When the Act’s implementation was complete, Jakarta announced all the Papuans had elected to remain with Indonesia. Tomas Karma was one of the thousand delegates to the ‘Act of Free Choice’. He would become a member of Suharto’s political wing, Golkar and serve as a member of the West Papuan provincial parliament.
The sham referendum was ratified by the UN General Assembly paving the way for the betrayal of the people of West New Guinea which then became absolute, and West Irian became Indonesia’s twenty-sixth province.
The Indonesian military moved quickly to establish a permanent presence to control the indigenous population, now agitated by the influx of Javanese immigrants brought in under the government’s transmigration program, to dilute the native presence.
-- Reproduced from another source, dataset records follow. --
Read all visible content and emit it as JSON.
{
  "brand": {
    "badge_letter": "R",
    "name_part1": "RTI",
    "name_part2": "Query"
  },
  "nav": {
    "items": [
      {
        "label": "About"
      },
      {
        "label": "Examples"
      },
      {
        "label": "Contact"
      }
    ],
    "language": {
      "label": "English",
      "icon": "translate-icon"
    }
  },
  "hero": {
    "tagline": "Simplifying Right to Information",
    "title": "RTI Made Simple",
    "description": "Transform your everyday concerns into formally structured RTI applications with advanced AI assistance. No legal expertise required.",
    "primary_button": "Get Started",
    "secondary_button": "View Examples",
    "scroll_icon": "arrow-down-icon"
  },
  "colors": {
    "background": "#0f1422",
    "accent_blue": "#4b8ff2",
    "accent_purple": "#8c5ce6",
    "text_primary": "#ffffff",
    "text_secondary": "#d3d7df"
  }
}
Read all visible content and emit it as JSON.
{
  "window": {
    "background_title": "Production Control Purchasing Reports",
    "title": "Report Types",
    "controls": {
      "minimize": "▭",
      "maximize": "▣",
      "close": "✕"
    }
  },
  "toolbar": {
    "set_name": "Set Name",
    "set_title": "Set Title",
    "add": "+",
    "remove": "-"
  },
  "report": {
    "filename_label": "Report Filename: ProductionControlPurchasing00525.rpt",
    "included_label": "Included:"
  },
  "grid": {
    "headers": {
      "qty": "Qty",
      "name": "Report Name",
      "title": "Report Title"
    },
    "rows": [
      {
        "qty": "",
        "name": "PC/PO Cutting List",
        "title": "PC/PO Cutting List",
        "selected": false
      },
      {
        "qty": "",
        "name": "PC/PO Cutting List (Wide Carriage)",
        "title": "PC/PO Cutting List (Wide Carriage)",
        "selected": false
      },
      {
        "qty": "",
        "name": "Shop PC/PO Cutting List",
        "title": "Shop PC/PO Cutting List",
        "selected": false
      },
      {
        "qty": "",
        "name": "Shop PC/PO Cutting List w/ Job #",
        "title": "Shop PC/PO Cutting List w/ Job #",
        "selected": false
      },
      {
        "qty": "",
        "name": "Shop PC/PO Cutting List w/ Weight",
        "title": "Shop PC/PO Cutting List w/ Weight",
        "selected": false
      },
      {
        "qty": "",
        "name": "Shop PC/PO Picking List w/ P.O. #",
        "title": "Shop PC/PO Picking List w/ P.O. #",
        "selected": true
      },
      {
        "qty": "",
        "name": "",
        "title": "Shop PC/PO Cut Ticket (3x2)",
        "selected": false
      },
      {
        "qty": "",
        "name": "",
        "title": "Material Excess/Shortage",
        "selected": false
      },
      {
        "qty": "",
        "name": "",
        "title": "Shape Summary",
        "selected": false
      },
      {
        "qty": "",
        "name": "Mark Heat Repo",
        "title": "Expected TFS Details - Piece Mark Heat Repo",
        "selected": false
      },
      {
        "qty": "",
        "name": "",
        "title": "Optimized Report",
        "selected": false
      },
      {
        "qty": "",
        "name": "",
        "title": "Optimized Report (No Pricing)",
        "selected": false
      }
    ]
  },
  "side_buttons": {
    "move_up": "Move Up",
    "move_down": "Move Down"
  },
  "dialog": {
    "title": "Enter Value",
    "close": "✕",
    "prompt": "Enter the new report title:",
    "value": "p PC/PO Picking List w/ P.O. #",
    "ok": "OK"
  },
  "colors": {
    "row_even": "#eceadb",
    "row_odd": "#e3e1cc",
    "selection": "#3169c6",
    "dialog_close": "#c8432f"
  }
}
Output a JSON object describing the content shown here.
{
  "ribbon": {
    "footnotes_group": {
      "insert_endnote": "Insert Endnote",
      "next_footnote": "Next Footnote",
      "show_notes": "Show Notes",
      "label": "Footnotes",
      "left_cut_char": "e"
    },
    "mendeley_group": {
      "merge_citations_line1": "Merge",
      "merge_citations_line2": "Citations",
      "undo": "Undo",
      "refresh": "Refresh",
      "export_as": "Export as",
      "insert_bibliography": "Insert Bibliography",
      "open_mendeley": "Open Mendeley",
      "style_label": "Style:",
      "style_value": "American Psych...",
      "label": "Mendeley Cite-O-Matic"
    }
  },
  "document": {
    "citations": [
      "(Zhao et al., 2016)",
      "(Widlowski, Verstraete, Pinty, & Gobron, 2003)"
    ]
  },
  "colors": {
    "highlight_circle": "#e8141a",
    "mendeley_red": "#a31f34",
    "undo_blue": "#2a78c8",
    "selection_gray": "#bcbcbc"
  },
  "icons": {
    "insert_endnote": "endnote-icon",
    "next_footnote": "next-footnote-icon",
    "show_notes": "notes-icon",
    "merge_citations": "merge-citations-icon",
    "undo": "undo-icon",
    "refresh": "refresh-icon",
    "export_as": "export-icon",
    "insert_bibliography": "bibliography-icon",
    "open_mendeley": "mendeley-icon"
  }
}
The Free Papua Movement (OPM) rejected the referendum result, advocating unification with neighbouring Papua New Guinea (PNG), and commenced an ongoing low-level insurgency operating from sanctuaries along the common border, under the watchful eyes of Australian Special Forces.
Fifty years of repression, reprisals and genocidal behaviour would pass before the flawed plebiscite would be revisited by the United Nations, dragging Indonesia and Australia once again, to the brink of war.